Il concetto abbracciato dagli abitanti della coumunità di Hårga, secondo i quali la natura è inclusione di opposti e trasformazione – idea che troviamo anche in The Wicker Man (1973) di Robin Hardy, di cui Midsommar è una trionfante riattualizzazione formale e tematica – anima il cinema di Aster: sinestetico, compresenza di emozioni che nascono da sensi differenti, il film contiene vita e morte, fioriture e stagioni morte, profumi e orrore. Dani, la protagonista, ci viene immediatamente presentata come “qui e altrove” (si pensi al montaggio della scena del bagno), lontana da se stessa per via del dolore; ma una volta in Svezia, il suo corpo conosce un contatto con la terra capace di rinnovarla: ella stessa è fiore pulsante, radice, creatura che si scopre all’unisono con i fenomeni naturali e con la follia umana, similmente legati da ferocia/mitezza, amore/crudeltà.
Aster ci mostra il paganesimo come radicato nella natura umana, e Midsommar è un sofferto, traumatico percorso di riscoperta per Dani; mentre il suo compagno Christian (il cui nome rimanda alla celebre battuta del sergente Howie di The Wicker Man: “io sono un cristiano, credo nella resurrezione!”) soccombe di fronte alla forza pànica di una comunità che ha radici nella natura e i suoi morti negli alberi (“noi crediamo nel riciclo”).

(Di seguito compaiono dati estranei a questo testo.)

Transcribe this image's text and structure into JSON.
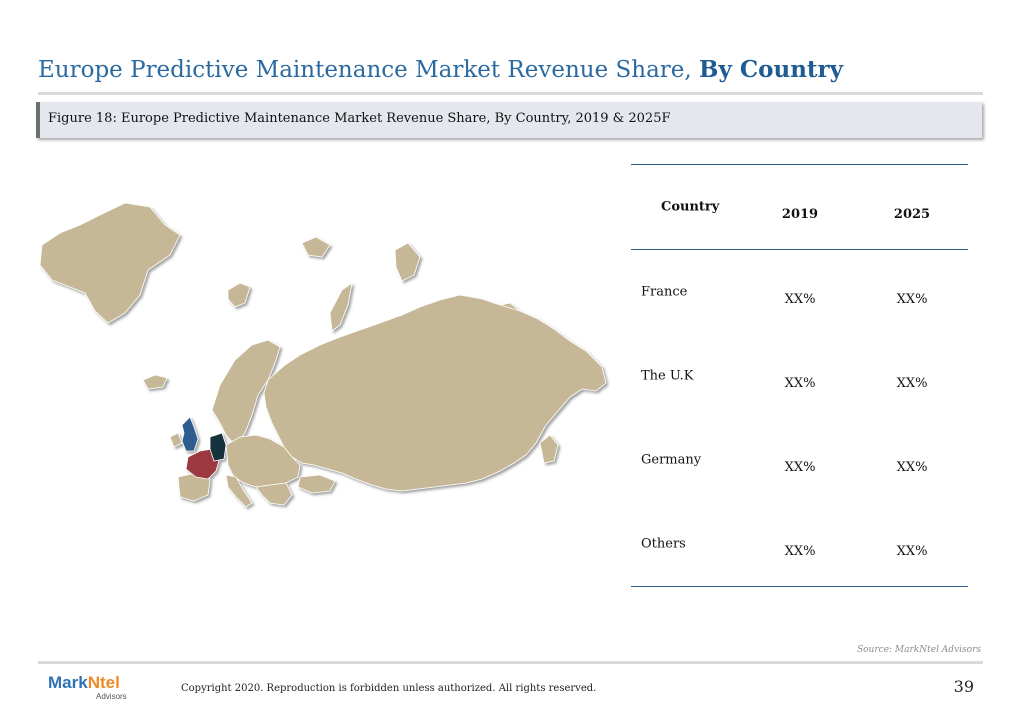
{
  "title": {
    "main": "Europe Predictive Maintenance Market Revenue Share, ",
    "bold": "By Country"
  },
  "figure_caption": "Figure 18: Europe Predictive Maintenance Market Revenue Share, By Country, 2019 & 2025F",
  "table": {
    "headers": [
      "Country",
      "2019",
      "2025"
    ],
    "rows": [
      {
        "country": "France",
        "v2019": "XX%",
        "v2025": "XX%"
      },
      {
        "country": "The U.K",
        "v2019": "XX%",
        "v2025": "XX%"
      },
      {
        "country": "Germany",
        "v2019": "XX%",
        "v2025": "XX%"
      },
      {
        "country": "Others",
        "v2019": "XX%",
        "v2025": "XX%"
      }
    ]
  },
  "map_colors": {
    "land": "#c6b896",
    "france": "#9b3840",
    "uk": "#2f5c8e",
    "germany": "#12333d"
  },
  "source": "Source: MarkNtel Advisors",
  "footer": {
    "logo_main": "Mark",
    "logo_accent": "Ntel",
    "logo_sub": "Advisors",
    "copyright": "Copyright 2020. Reproduction is forbidden unless authorized. All rights reserved.",
    "page_number": "39"
  }
}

Aster ama profondamente il classico di Hardy e ne ripropone, con scrupolo filologico, le immagini di virginale purezza, i canti e le danze, le esplosioni di luce e sole, la selvaggia irrazionalità; il regista percorre la realtà senza lasciarsi limitare da un senso comune dello spazio, ma rovesciando l’inquadratura o esplorandola verticalmente; inoltre alterna inquadrature irregolari, dominate da sfocature e da un senso di delirio imposto dalla perenne luce solare, a numerose altre perfettamente disciplinate da armonia matematica e simmetrie, alla ricerca di un cinema di simboli e rivelazioni che molto ricorda La Montagna Sacra (ancora 1973) di Alejandro Jodorowsky, con il suo precetto dell’ abbandono dell’io individuale a favore di un “essere collettivo”.

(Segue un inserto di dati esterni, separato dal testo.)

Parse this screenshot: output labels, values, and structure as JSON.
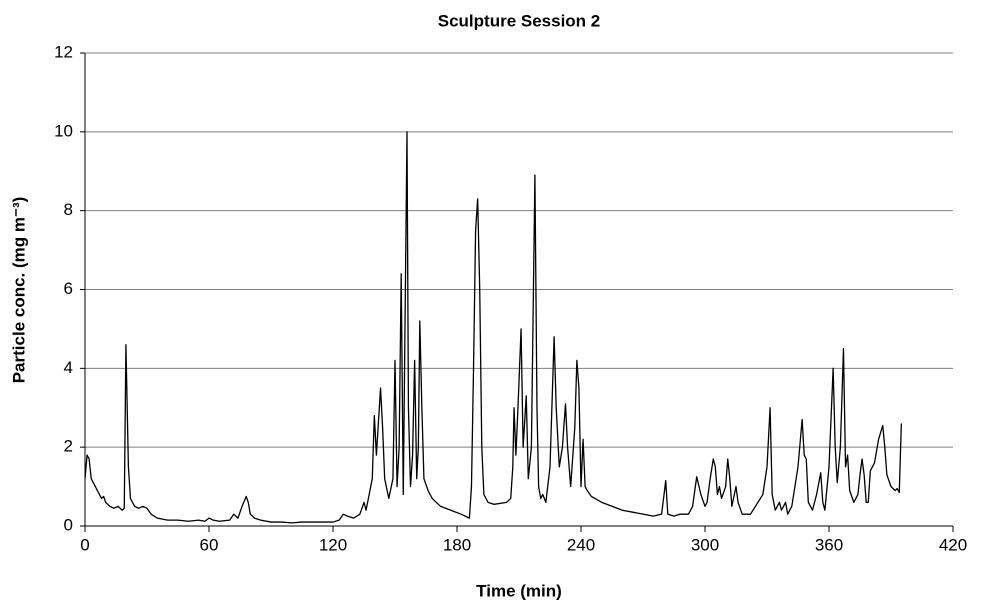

Ma Midsommar, nonostante le influenze esplicite, riesce a essere l’opera personale di un regista che sempre più si va definendo come autore complesso e intollerante a facili incasellamenti. Il suo cinema possiede specificità ricorrenti – lo studio dei legami familiari, una visionarietà allo stesso tempo contemporanea e ancestrale, l’attrazione per riti, miti e antropologia – ma è anche cinema avventuroso che riscopre il sacrilego, i simbolismi, le derive esistenziali e spirituali, la forza dello shock, la visione della bruttezza del corpo (col suo decadimento fisico e morale), l'”oscenità” del sesso non conforme alla levigatezza del contemporaneo.
Con il suo desiderio di scuotere lo spettatore e sottrarlo alla lenta morte inflittagli da Men in Black o Annabelle 3, Midsommar è cinema che sporca gli schermi delle anime belle, chiodo piantato sul muro dell’anestesia culturale presente.

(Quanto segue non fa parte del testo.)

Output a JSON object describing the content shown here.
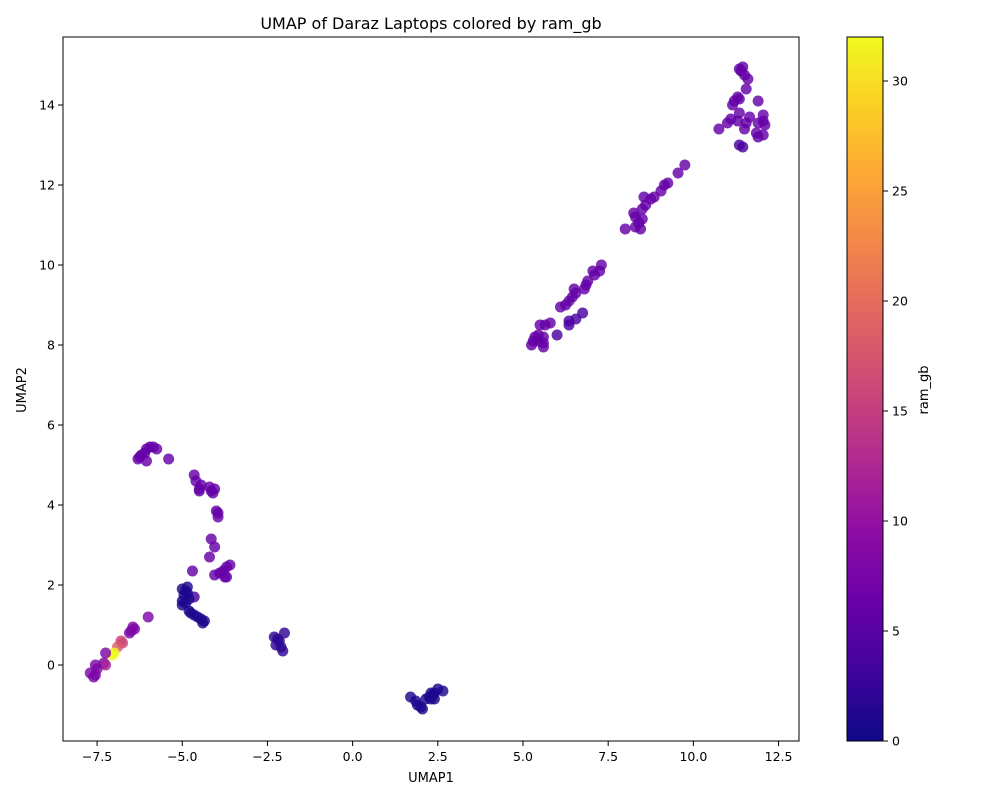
{
  "chart_data": {
    "type": "scatter",
    "title": "UMAP of Daraz Laptops colored by ram_gb",
    "xlabel": "UMAP1",
    "ylabel": "UMAP2",
    "xlim": [
      -8.5,
      13.1
    ],
    "ylim": [
      -1.9,
      15.7
    ],
    "xticks": [
      -7.5,
      -5.0,
      -2.5,
      0.0,
      2.5,
      5.0,
      7.5,
      10.0,
      12.5
    ],
    "xtick_labels": [
      "−7.5",
      "−5.0",
      "−2.5",
      "0.0",
      "2.5",
      "5.0",
      "7.5",
      "10.0",
      "12.5"
    ],
    "yticks": [
      0,
      2,
      4,
      6,
      8,
      10,
      12,
      14
    ],
    "ytick_labels": [
      "0",
      "2",
      "4",
      "6",
      "8",
      "10",
      "12",
      "14"
    ],
    "grid": false,
    "legend": "none",
    "colorbar": {
      "label": "ram_gb",
      "range": [
        0,
        32
      ],
      "ticks": [
        0,
        5,
        10,
        15,
        20,
        25,
        30
      ],
      "tick_labels": [
        "0",
        "5",
        "10",
        "15",
        "20",
        "25",
        "30"
      ],
      "colormap": "plasma"
    },
    "point_columns": [
      "umap1",
      "umap2",
      "ram_gb"
    ],
    "points": [
      [
        11.35,
        14.9,
        6
      ],
      [
        11.45,
        14.95,
        6
      ],
      [
        11.4,
        14.85,
        6
      ],
      [
        11.5,
        14.75,
        6
      ],
      [
        11.6,
        14.65,
        6
      ],
      [
        11.55,
        14.4,
        6
      ],
      [
        11.9,
        14.1,
        6
      ],
      [
        11.35,
        14.15,
        6
      ],
      [
        11.2,
        14.1,
        6
      ],
      [
        11.15,
        14.0,
        6
      ],
      [
        11.3,
        14.2,
        6
      ],
      [
        11.65,
        13.7,
        6
      ],
      [
        11.35,
        13.8,
        6
      ],
      [
        11.1,
        13.65,
        6
      ],
      [
        11.0,
        13.55,
        6
      ],
      [
        11.3,
        13.6,
        6
      ],
      [
        11.55,
        13.55,
        6
      ],
      [
        11.5,
        13.4,
        6
      ],
      [
        12.05,
        13.75,
        6
      ],
      [
        12.05,
        13.6,
        6
      ],
      [
        12.1,
        13.5,
        6
      ],
      [
        11.9,
        13.55,
        6
      ],
      [
        11.85,
        13.3,
        6
      ],
      [
        11.9,
        13.2,
        6
      ],
      [
        12.05,
        13.25,
        6
      ],
      [
        10.75,
        13.4,
        6
      ],
      [
        11.35,
        13.0,
        4
      ],
      [
        11.45,
        12.95,
        4
      ],
      [
        9.75,
        12.5,
        6
      ],
      [
        9.55,
        12.3,
        6
      ],
      [
        9.25,
        12.05,
        6
      ],
      [
        9.15,
        12.0,
        6
      ],
      [
        9.05,
        11.85,
        6
      ],
      [
        8.85,
        11.7,
        6
      ],
      [
        8.75,
        11.65,
        6
      ],
      [
        8.55,
        11.7,
        6
      ],
      [
        8.6,
        11.5,
        6
      ],
      [
        8.5,
        11.4,
        6
      ],
      [
        8.25,
        11.3,
        6
      ],
      [
        8.3,
        11.2,
        6
      ],
      [
        8.5,
        11.15,
        6
      ],
      [
        8.4,
        11.05,
        6
      ],
      [
        8.3,
        10.95,
        6
      ],
      [
        8.45,
        10.9,
        6
      ],
      [
        8.0,
        10.9,
        6
      ],
      [
        7.3,
        10.0,
        6
      ],
      [
        7.25,
        9.85,
        6
      ],
      [
        7.05,
        9.85,
        6
      ],
      [
        7.1,
        9.75,
        6
      ],
      [
        6.9,
        9.6,
        6
      ],
      [
        6.85,
        9.5,
        6
      ],
      [
        6.8,
        9.4,
        6
      ],
      [
        6.55,
        9.3,
        6
      ],
      [
        6.5,
        9.4,
        6
      ],
      [
        6.45,
        9.2,
        6
      ],
      [
        6.35,
        9.1,
        6
      ],
      [
        6.25,
        9.0,
        6
      ],
      [
        6.1,
        8.95,
        6
      ],
      [
        6.75,
        8.8,
        4
      ],
      [
        6.55,
        8.65,
        4
      ],
      [
        6.35,
        8.6,
        4
      ],
      [
        6.35,
        8.5,
        4
      ],
      [
        5.8,
        8.55,
        6
      ],
      [
        5.65,
        8.5,
        6
      ],
      [
        5.5,
        8.5,
        6
      ],
      [
        5.45,
        8.25,
        6
      ],
      [
        5.35,
        8.2,
        6
      ],
      [
        5.6,
        8.2,
        6
      ],
      [
        5.3,
        8.1,
        6
      ],
      [
        5.45,
        8.1,
        6
      ],
      [
        5.6,
        8.05,
        6
      ],
      [
        5.25,
        8.0,
        6
      ],
      [
        5.6,
        7.95,
        6
      ],
      [
        6.0,
        8.25,
        4
      ],
      [
        -5.85,
        5.45,
        6
      ],
      [
        -5.95,
        5.45,
        6
      ],
      [
        -6.05,
        5.4,
        6
      ],
      [
        -5.75,
        5.4,
        6
      ],
      [
        -6.1,
        5.3,
        6
      ],
      [
        -6.2,
        5.25,
        6
      ],
      [
        -6.25,
        5.2,
        6
      ],
      [
        -6.3,
        5.15,
        6
      ],
      [
        -6.05,
        5.1,
        6
      ],
      [
        -5.4,
        5.15,
        6
      ],
      [
        -4.65,
        4.75,
        6
      ],
      [
        -4.6,
        4.6,
        6
      ],
      [
        -4.45,
        4.5,
        6
      ],
      [
        -4.5,
        4.4,
        6
      ],
      [
        -4.5,
        4.35,
        6
      ],
      [
        -4.2,
        4.45,
        6
      ],
      [
        -4.05,
        4.4,
        6
      ],
      [
        -4.15,
        4.35,
        6
      ],
      [
        -4.1,
        4.3,
        6
      ],
      [
        -4.0,
        3.85,
        6
      ],
      [
        -3.95,
        3.8,
        6
      ],
      [
        -3.95,
        3.7,
        6
      ],
      [
        -4.15,
        3.15,
        6
      ],
      [
        -4.05,
        2.95,
        6
      ],
      [
        -4.2,
        2.7,
        6
      ],
      [
        -3.6,
        2.5,
        6
      ],
      [
        -3.7,
        2.45,
        6
      ],
      [
        -3.8,
        2.35,
        6
      ],
      [
        -3.9,
        2.3,
        6
      ],
      [
        -4.05,
        2.25,
        6
      ],
      [
        -3.75,
        2.2,
        6
      ],
      [
        -3.7,
        2.2,
        6
      ],
      [
        -4.7,
        2.35,
        6
      ],
      [
        -4.65,
        1.7,
        4
      ],
      [
        -4.85,
        1.95,
        1
      ],
      [
        -4.9,
        1.85,
        1
      ],
      [
        -5.0,
        1.9,
        1
      ],
      [
        -4.85,
        1.8,
        1
      ],
      [
        -4.95,
        1.75,
        1
      ],
      [
        -4.8,
        1.65,
        1
      ],
      [
        -5.0,
        1.6,
        1
      ],
      [
        -4.9,
        1.55,
        1
      ],
      [
        -5.0,
        1.5,
        1
      ],
      [
        -4.8,
        1.35,
        1
      ],
      [
        -4.75,
        1.3,
        1
      ],
      [
        -4.65,
        1.25,
        1
      ],
      [
        -4.55,
        1.2,
        1
      ],
      [
        -4.45,
        1.15,
        1
      ],
      [
        -4.35,
        1.1,
        1
      ],
      [
        -4.4,
        1.05,
        1
      ],
      [
        -6.0,
        1.2,
        8
      ],
      [
        -6.45,
        0.95,
        8
      ],
      [
        -6.4,
        0.9,
        8
      ],
      [
        -6.5,
        0.85,
        8
      ],
      [
        -6.55,
        0.8,
        8
      ],
      [
        -6.8,
        0.6,
        16
      ],
      [
        -6.75,
        0.55,
        16
      ],
      [
        -6.9,
        0.45,
        18
      ],
      [
        -7.0,
        0.3,
        32
      ],
      [
        -7.05,
        0.25,
        32
      ],
      [
        -7.25,
        0.3,
        8
      ],
      [
        -7.3,
        0.05,
        8
      ],
      [
        -7.25,
        0.0,
        12
      ],
      [
        -7.55,
        0.0,
        8
      ],
      [
        -7.5,
        -0.1,
        8
      ],
      [
        -7.7,
        -0.2,
        8
      ],
      [
        -7.55,
        -0.25,
        8
      ],
      [
        -7.6,
        -0.3,
        8
      ],
      [
        -2.3,
        0.7,
        2
      ],
      [
        -2.2,
        0.65,
        2
      ],
      [
        -2.0,
        0.8,
        2
      ],
      [
        -2.15,
        0.6,
        2
      ],
      [
        -2.25,
        0.5,
        2
      ],
      [
        -2.1,
        0.45,
        2
      ],
      [
        -2.05,
        0.35,
        2
      ],
      [
        2.5,
        -0.6,
        1
      ],
      [
        2.65,
        -0.65,
        1
      ],
      [
        2.4,
        -0.7,
        1
      ],
      [
        2.3,
        -0.7,
        1
      ],
      [
        2.35,
        -0.75,
        1
      ],
      [
        2.25,
        -0.8,
        1
      ],
      [
        2.4,
        -0.85,
        1
      ],
      [
        2.3,
        -0.85,
        1
      ],
      [
        2.15,
        -0.85,
        1
      ],
      [
        1.7,
        -0.8,
        1
      ],
      [
        1.85,
        -0.9,
        1
      ],
      [
        1.9,
        -1.0,
        1
      ],
      [
        2.0,
        -1.05,
        1
      ],
      [
        2.05,
        -1.1,
        1
      ]
    ]
  }
}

ANNABELLE 3 di Gary Dauberman

ANNABELLE 3*
Il new horror di James Wan ha sempre avuto caratteristiche precise: puritano, borghese, impregnato di superstizione religiosa (ovvero non il mistero del sacro, ma la manifestazione più grezza ed esteriore di una “fede” istituzionale). Il suo universo orrorifico si è via via configurato come sistema perfettamente allineato alla società spettacolare statunitense contemporanea: seriale, passivizzante, dall’immaginario rigido e circoscritto, politicamente dittatoriale.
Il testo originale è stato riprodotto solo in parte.